Company Negative News
- 📉 FII holdings declined, reflecting weaker foreign sentiment.
- 📊 Valuations remain stretched relative to industry peers.
Company Positive News
- 📈 PAT growth quarter-on-quarter shows operational improvement.
- 📊 Strong EPS supports valuation comfort.
- 📉 Debt levels remain very low, ensuring financial safety.
Industry
- 🏭 Specialty chemicals/adhesives industry PE is 29.0, much lower than PIDILITIND’s 60.3, suggesting overvaluation.
- 📊 Industry growth remains strong, driven by construction, packaging, and consumer demand.
Conclusion
⚖️ PIDILITIND is fundamentally strong with excellent ROE, ROCE, and a debt-free balance sheet.
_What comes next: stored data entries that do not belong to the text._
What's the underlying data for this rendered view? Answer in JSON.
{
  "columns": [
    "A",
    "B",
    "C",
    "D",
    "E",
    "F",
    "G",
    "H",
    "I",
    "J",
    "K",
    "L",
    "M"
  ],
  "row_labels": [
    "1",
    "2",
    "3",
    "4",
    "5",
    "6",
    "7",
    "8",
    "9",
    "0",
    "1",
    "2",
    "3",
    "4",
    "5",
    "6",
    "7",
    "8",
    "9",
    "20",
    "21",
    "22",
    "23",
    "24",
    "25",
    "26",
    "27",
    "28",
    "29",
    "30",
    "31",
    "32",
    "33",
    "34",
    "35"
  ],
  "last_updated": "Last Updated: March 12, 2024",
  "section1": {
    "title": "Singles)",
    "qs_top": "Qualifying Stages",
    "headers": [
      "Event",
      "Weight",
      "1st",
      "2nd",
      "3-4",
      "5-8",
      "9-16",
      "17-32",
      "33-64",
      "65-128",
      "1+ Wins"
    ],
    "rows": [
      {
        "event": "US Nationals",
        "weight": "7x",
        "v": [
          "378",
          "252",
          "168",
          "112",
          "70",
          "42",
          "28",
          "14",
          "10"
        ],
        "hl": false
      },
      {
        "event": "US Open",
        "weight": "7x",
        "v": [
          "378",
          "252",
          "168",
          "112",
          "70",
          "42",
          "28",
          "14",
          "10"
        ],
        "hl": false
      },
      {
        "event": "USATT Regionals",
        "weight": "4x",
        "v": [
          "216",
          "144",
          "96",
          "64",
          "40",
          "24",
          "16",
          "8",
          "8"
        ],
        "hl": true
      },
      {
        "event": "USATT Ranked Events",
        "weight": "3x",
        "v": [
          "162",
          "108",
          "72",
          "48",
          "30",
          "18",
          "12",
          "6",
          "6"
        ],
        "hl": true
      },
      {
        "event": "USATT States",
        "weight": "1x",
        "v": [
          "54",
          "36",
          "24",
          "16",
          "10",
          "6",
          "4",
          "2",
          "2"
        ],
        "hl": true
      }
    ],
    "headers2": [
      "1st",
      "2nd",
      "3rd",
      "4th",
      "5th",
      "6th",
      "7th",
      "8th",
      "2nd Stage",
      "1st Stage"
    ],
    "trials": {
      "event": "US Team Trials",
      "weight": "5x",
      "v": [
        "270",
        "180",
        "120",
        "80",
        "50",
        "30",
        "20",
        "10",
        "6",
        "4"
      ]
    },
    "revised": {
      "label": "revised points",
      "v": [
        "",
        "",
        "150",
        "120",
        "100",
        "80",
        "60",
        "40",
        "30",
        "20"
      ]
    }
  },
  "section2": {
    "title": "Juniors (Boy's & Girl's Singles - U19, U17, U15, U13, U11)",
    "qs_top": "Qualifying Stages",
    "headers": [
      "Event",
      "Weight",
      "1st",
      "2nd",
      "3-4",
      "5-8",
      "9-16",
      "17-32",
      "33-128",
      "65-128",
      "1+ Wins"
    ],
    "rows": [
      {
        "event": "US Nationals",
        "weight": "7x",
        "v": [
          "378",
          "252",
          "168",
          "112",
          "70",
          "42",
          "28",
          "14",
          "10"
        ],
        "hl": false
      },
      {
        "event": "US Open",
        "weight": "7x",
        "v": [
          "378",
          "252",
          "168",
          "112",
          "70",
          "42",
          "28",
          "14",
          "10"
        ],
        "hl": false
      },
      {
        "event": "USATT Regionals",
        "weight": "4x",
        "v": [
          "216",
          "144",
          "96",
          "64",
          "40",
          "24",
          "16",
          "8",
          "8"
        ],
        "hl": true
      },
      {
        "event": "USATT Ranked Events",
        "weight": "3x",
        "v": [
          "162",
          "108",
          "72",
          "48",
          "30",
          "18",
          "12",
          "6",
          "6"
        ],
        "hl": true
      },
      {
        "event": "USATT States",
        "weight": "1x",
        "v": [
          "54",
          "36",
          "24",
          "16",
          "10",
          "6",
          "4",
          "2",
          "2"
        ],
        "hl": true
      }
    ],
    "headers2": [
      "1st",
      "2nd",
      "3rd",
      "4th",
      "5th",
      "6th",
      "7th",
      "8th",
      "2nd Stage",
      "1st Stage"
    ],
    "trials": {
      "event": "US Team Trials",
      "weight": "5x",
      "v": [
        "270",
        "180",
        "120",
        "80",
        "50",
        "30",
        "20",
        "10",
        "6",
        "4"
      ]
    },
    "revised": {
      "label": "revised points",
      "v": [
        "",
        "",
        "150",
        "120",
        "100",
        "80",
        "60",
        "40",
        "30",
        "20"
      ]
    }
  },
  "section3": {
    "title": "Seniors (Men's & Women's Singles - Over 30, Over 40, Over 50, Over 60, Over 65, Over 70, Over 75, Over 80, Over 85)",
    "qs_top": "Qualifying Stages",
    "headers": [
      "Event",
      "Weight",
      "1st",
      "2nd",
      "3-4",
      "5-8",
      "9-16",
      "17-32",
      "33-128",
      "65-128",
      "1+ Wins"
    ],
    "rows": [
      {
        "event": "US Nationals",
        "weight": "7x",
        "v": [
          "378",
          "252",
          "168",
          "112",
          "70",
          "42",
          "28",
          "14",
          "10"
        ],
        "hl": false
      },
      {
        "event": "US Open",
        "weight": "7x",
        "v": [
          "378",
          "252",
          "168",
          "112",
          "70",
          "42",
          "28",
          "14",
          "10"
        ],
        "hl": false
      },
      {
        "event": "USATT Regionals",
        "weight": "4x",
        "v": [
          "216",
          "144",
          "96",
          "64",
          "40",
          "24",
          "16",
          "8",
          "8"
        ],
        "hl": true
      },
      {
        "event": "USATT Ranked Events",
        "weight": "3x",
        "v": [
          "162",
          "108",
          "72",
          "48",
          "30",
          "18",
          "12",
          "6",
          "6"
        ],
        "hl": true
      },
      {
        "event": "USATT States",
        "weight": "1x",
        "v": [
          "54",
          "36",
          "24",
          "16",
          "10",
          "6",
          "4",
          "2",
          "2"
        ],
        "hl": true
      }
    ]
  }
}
Despite high valuations and expensive growth metrics, its long-term prospects remain attractive. Ideal entry is near ₹1,300–₹1,360. Existing holders should continue for 5+ years, with exit considered near ₹1,550–₹1,575 if earnings growth slows. Overall, PIDILITIND is a solid candidate for long-term portfolios in the specialty chemicals and adhesives sector.